Alcuni soldati russi stanno lasciando l’area di Chernobyl secondo il Pentagono: per i media bielorussi hanno sarebbero stati portati in ospedali specializzati in Bielorussia dopo aver attraversato la «foresta rossa»

Se fosse confermata la notizia secondo cui alcuni militari russi si sono ammalati per l’esposizione alle radiazioni di Chernobyl sarebbe un segnale come minimo preoccupante. Forse anche un segnale di allarme. Per diversi motivi: sostanzialmente tutti sanno che l’area del sito esploso nel 1986 è fortemente contaminata tanto da essere stata interdetta all’essere umano con un perimetro di esclusione per l’intero secolo a venire. È radioattiva l’aria che si respira, è contaminata la terra, sono pericolose le acque. La polvere di quel maledetto 26 aprile si è posata ovunque. Senza contare che in un perimetro che ha come raggio almeno 30 chilometri dal reattore esploso sono state interrate tonnellate di materiali utilizzati per intervenire subito dopo il disastro.

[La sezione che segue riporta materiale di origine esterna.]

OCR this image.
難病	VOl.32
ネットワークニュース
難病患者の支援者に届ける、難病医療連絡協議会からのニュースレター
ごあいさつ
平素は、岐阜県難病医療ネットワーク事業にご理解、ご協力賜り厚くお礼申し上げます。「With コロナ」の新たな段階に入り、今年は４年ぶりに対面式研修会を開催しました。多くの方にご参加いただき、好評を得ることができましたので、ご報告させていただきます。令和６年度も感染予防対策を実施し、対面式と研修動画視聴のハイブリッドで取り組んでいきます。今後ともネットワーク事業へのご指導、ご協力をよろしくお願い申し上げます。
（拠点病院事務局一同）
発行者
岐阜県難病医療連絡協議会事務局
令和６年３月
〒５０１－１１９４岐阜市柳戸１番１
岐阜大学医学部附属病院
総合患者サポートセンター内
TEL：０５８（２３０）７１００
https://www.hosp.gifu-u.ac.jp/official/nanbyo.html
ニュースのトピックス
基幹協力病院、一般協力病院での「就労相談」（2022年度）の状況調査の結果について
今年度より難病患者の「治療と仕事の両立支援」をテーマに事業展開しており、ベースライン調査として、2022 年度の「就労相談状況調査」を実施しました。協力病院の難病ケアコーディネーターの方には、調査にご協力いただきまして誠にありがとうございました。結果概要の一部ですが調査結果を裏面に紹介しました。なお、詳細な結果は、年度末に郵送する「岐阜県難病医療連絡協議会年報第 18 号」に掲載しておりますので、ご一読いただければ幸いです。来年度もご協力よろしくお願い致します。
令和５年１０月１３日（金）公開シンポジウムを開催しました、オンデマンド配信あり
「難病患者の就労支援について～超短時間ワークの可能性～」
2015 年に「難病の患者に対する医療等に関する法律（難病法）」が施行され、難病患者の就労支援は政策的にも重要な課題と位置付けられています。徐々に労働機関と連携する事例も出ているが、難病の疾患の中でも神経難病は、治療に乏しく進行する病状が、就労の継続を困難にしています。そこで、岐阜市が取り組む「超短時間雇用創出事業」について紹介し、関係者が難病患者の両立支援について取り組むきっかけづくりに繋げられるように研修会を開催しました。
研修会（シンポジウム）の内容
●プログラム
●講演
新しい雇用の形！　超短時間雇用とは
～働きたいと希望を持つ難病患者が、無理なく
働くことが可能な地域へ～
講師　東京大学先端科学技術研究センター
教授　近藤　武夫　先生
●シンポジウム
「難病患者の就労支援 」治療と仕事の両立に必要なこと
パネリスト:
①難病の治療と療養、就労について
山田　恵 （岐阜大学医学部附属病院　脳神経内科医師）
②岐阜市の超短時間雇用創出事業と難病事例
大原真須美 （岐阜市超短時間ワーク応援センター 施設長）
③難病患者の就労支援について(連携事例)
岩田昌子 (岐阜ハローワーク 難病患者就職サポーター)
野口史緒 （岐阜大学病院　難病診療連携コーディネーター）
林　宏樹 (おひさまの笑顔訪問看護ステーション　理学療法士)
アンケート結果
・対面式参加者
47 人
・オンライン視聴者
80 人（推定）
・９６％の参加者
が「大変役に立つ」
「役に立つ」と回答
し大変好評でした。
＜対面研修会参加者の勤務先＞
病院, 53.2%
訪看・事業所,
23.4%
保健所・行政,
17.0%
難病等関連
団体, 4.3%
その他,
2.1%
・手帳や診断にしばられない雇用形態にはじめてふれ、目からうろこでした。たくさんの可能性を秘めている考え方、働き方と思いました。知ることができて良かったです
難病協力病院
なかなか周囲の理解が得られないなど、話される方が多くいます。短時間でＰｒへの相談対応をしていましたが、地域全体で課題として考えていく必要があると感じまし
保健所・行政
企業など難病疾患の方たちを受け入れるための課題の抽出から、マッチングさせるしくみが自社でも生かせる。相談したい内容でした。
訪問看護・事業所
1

Negli ultimi anni era emerso anche un macabro turismo di Chernobyl, con la visita all’area di alienazione o di esclusione come è stata chiamata: una sorta di luna park della desolazione radioattiva con partenza da Kiev. Ma, appunto: anche il turismo era legato al rispetto di diversi fattori di sicurezza. Innanzitutto dopo 37 anni il livello medio delle radiazioni nell’aria che si misura con l’intensità della dose gamma ambientale si è stabilizzata non è letale nell’arco di un’unica giornata. E in ogni caso venivano prese delle precazioni, sia per quanto riguarda l’abbigliamento e le maschere, sia per quanto riguarda l’interazione con l’ambiente. Alcune aree più esposte (le radiazioni non sono distribuite in maniera uniforme) erano evitate grazie a dei contatori geiger. Come mai le truppe russe non le hanno rispettate? È questa la domanda che preoccupa.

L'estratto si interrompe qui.